W poniedziałek NM Gorzów poinformowało, że nowa siedziba Miejskiego Centrum Kultury postoi pusta, bo… nie zrobili wszystkich przetargów na wyposażenie. Kto jest winny? Prezydent Jacek Wójcicki przekonywał podczas marcowej sesji rady miasta, że za pracę instytucji odpowiadała zwolniona dyrektor Hanna Dębska. Zarzucił jej brak podpisanych umów z gwiazdami, które miałby wystąpić podczas cyklu Dobry Wieczór Gorzów i właśnie brak przygotowanych postępować mających wyłonić dostawców wyposażenia nowej siedziby MCK.
W temacie:
Zajrzeliśmy do budowanej sali koncertowej MCK! Jak postępy? Kiedy pierwszy koncert? (zdjęcia)
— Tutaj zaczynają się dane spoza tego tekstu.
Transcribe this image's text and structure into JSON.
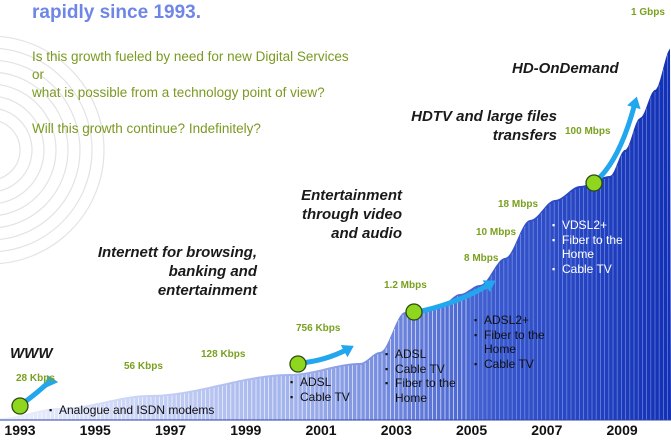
{
  "title": "rapidly since 1993.",
  "questions": [
    "Is this growth fueled by need for new Digital Services",
    "or",
    "what is possible from a technology point of view?",
    "Will this growth continue? Indefinitely?"
  ],
  "eras": [
    {
      "id": "www",
      "text": "WWW"
    },
    {
      "id": "internet",
      "text": "Internett for browsing, banking and entertainment"
    },
    {
      "id": "entertainment",
      "text": "Entertainment through video and audio"
    },
    {
      "id": "hdtv",
      "text": "HDTV and large files transfers"
    },
    {
      "id": "hdod",
      "text": "HD-OnDemand"
    }
  ],
  "technologies": [
    {
      "id": "analogue",
      "items": [
        "Analogue and ISDN modems"
      ]
    },
    {
      "id": "adsl-cable",
      "items": [
        "ADSL",
        "Cable TV"
      ]
    },
    {
      "id": "adsl-fiber",
      "items": [
        "ADSL",
        "Cable TV",
        "Fiber to the Home"
      ]
    },
    {
      "id": "adsl2",
      "items": [
        "ADSL2+",
        "Fiber to the Home",
        "Cable TV"
      ]
    },
    {
      "id": "vdsl2",
      "items": [
        "VDSL2+",
        "Fiber to the Home",
        "Cable TV"
      ]
    }
  ],
  "colors": {
    "title": "#6f86e6",
    "question": "#7a9a22",
    "speed_label": "#7aa01f",
    "area_dark": "#1633b8",
    "area_light": "#e9eefc",
    "arrow": "#22a6ee",
    "milestone": "#8fd61f"
  },
  "chart_data": {
    "type": "area",
    "title": "",
    "xlabel": "",
    "ylabel": "",
    "x_ticks": [
      "1993",
      "1995",
      "1997",
      "1999",
      "2001",
      "2003",
      "2005",
      "2007",
      "2009"
    ],
    "xlim": [
      1993,
      2010.3
    ],
    "y_scale": "log",
    "speed_labels": [
      {
        "label": "28 Kbps",
        "year": 1993.0
      },
      {
        "label": "56 Kbps",
        "year": 1995.5
      },
      {
        "label": "128 Kbps",
        "year": 1998.3
      },
      {
        "label": "756 Kbps",
        "year": 2001.0
      },
      {
        "label": "1.2 Mbps",
        "year": 2002.8
      },
      {
        "label": "8 Mbps",
        "year": 2005.2
      },
      {
        "label": "10 Mbps",
        "year": 2005.6
      },
      {
        "label": "18 Mbps",
        "year": 2006.1
      },
      {
        "label": "100 Mbps",
        "year": 2007.4
      },
      {
        "label": "1 Gbps",
        "year": 2009.3
      }
    ],
    "milestones": [
      {
        "year": 1993.0,
        "level": "28 Kbps"
      },
      {
        "year": 2000.5,
        "level": "756 Kbps"
      },
      {
        "year": 2003.7,
        "level": "1.2 Mbps"
      },
      {
        "year": 2007.7,
        "level": "100 Mbps"
      }
    ]
  }
}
Prezydent Jacek Wójcicki w czasie sesji rady miasta informował, że budowa nowej siedzimy MCK zostanie ukończona w maju. Jednak ze względu na zaniechania instytucji kultury przeprowadzka będzie możliwa dużo później.
Dziennikarz NM Gorzów Jarosław Miłkowski dopytał prezydenta Gorzowa o możliwy termin otwarcia MCK przy skwerze Małej Akademii Jazzu: – Pracujemy nad tym, żeby przetarg ruszył i wyposażenie było w późniejszym terminie. Do pustych sal w maju po prostu nie wejdziemy. Inwestycja powinna być ukończona jesienią.

Budowę nowej siedziby Miejskiego Centrum Kultury śledzimy na łamach GORZÓW.NEWS od samego początku i aż trudno sobie wyobrazić, że inwestycja rozpoczęła się w kwietniu 2021 roku, czyli mijają właśnie cztery lata od momentu wbicia pierwszej łopaty koparki przy rozbiórce budynku po banku PEKAO. Wpływ na przeciągającą się inwestycję miał źle przygotowany projekt i dużo gorszy stan istniejących budynków, niż to zakładano przed rozpoczęciem prac. Prace kilka razy na wiele miesięcy były wstrzymywane.